Reforms have also sought to couple reimbursement regimes more strongly than in the past to health technology assessment. On the other hand, developments in such a direction have hardly been rigid and one-way. An outpatient clinic fee, which was introduced in 2001, was suspended in 2005 as a result of high implementation costs and considerable resistance from the public.

 

As part of ongoing reforms, there also have been increased efforts to streamline decision-making and financing patterns across different provinces – as well as healthcare sub-segments (from dentistry and opthalmology to chronic care).
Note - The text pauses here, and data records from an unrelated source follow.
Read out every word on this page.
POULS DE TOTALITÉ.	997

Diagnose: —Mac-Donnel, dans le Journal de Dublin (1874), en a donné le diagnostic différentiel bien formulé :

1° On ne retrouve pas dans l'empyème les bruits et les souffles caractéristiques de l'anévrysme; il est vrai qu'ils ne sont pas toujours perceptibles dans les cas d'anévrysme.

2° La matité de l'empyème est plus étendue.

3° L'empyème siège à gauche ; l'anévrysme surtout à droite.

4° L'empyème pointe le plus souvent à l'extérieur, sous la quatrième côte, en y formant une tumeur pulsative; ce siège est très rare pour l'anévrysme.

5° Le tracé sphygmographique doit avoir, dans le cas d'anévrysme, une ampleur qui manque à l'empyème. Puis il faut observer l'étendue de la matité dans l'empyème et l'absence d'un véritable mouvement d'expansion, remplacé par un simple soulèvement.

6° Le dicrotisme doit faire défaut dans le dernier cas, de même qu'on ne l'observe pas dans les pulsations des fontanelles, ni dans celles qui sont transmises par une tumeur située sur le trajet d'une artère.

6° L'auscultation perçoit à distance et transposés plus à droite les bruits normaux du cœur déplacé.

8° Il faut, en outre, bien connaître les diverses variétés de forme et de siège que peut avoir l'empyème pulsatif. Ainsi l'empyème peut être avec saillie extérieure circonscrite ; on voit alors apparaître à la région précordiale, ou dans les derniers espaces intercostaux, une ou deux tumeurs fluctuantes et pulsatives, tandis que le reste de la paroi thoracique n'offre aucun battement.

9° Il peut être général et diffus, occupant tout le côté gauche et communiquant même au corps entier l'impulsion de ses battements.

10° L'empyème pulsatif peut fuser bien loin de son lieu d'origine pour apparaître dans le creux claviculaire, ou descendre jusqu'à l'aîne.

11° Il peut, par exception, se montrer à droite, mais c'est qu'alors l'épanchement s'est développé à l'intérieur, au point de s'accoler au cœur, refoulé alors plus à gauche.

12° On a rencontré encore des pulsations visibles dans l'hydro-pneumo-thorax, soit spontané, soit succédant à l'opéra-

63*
Since 2002, all provinces (except Vienna) have privatised their hospitals, principally in the form of an organisational restructuring (with the provincial government remaining majority owner in most cases). As a result, private companies have taken responsibility for hospital management and service provision for their clients, namely health insurance funds, while the provincial and/or local authorities function as guarantors. In this manner, Austria hassought to separate service provision from payment.

 

Healthcare in Austria and the Eu

Physician density in Austria is in line with the EU average. The ratio of nursing staff, traditionally much lower than the EU average, doubled between 1980 and 2003 to 6 per 1,000 inhabitants, and has since risen to 9. No estimates have been made about waiting lists for medical treatment, but the consensus is that these are short in comparison to other EU countries. Also worthy of attention is the fact that Austria has one of the EU’s highest admission rates, at 28.4 per 100 inhabitants in 2003.